Bioleaching of sulfidic tailing samples with a novel, vacuum-positive pressure driven bioreactor.

This study presents a design for a novel bioreactor that uses alternating vacuum and positive pressure cycles to transfer acidic leach solution in and out of contact with finely ground sulfidic mine tailings. These tailings constitute an environmental problem that needs experimental data to support the development of management and control strategies. A conventional stirred tank bioreactor was used as a reference system. Both bioreactors were inoculated with mixed cultures of acidophilic iron and sulfur oxidizers. The rate of the bioleaching of tailings was 0.50 +/- 0.14 g Fe/L . day in the stirred tank bioreactor and 0.17 +/- 0.05 g Fe/L . day in the novel bioreactor.
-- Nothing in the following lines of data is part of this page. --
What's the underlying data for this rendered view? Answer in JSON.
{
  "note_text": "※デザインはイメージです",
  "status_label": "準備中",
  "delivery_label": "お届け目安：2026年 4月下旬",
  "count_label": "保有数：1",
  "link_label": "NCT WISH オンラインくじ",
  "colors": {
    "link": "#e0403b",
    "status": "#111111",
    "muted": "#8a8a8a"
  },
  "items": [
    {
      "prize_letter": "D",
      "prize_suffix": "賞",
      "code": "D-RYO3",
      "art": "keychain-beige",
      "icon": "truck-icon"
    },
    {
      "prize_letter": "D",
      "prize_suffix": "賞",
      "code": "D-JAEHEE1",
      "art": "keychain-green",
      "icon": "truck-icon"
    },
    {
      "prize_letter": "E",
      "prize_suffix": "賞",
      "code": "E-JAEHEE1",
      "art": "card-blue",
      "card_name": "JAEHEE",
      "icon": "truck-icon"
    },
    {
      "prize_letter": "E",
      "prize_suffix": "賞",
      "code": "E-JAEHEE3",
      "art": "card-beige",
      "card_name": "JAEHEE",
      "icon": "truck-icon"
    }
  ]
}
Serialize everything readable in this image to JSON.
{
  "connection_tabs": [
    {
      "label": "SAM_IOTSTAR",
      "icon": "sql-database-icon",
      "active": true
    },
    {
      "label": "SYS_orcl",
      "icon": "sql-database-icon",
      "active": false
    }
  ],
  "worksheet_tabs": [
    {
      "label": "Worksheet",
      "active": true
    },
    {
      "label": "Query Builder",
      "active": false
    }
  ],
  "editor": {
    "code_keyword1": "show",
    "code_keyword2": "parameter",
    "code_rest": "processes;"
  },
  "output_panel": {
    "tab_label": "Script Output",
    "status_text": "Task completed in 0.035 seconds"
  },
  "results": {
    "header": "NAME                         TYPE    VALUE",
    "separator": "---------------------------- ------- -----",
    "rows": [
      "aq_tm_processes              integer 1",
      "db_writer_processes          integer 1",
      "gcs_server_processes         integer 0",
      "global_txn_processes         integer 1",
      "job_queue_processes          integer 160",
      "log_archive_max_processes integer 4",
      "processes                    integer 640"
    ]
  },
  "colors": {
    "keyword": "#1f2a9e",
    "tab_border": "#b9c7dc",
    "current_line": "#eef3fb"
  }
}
Microbial populations were identified in the two-bioreactor systems by analysis of 16S rRNA genes involving amplification, denaturing gradient gel electrophoresis (DGGE), cloning, and sequencing. The inoculum contained sulfur-oxidizing Acidithiobacillus caldus and Acidithiobacillus thiooxidans, iron oxidizers from the genera Leptospirillum and Ferroplasma, and a chemoorganotrophic Alicyclobacillus sp. During bioleaching of the tailings, the microbial populations in both bioreactors were similar to the inoculum culture, except that At. thiooxidans outgrew At. caldus. Sequences consistent with a Sulfobacillus sp. were amplified from both bioreactor samples although this bacterium was initially below the level of detection in the inoculum. After prolonged operation, Ferroplasma acidiphilum and an uncultured bacterium related to the CFB group were also detected in the novel bioreactor, whereas Sulfobacillus sp. was no longer detected. The novel bioreactor has potential uses in other areas of environmental biotechnology that involves periodic contact of liquids with solid substrates. (c) 2005 Wiley Periodicals, Inc.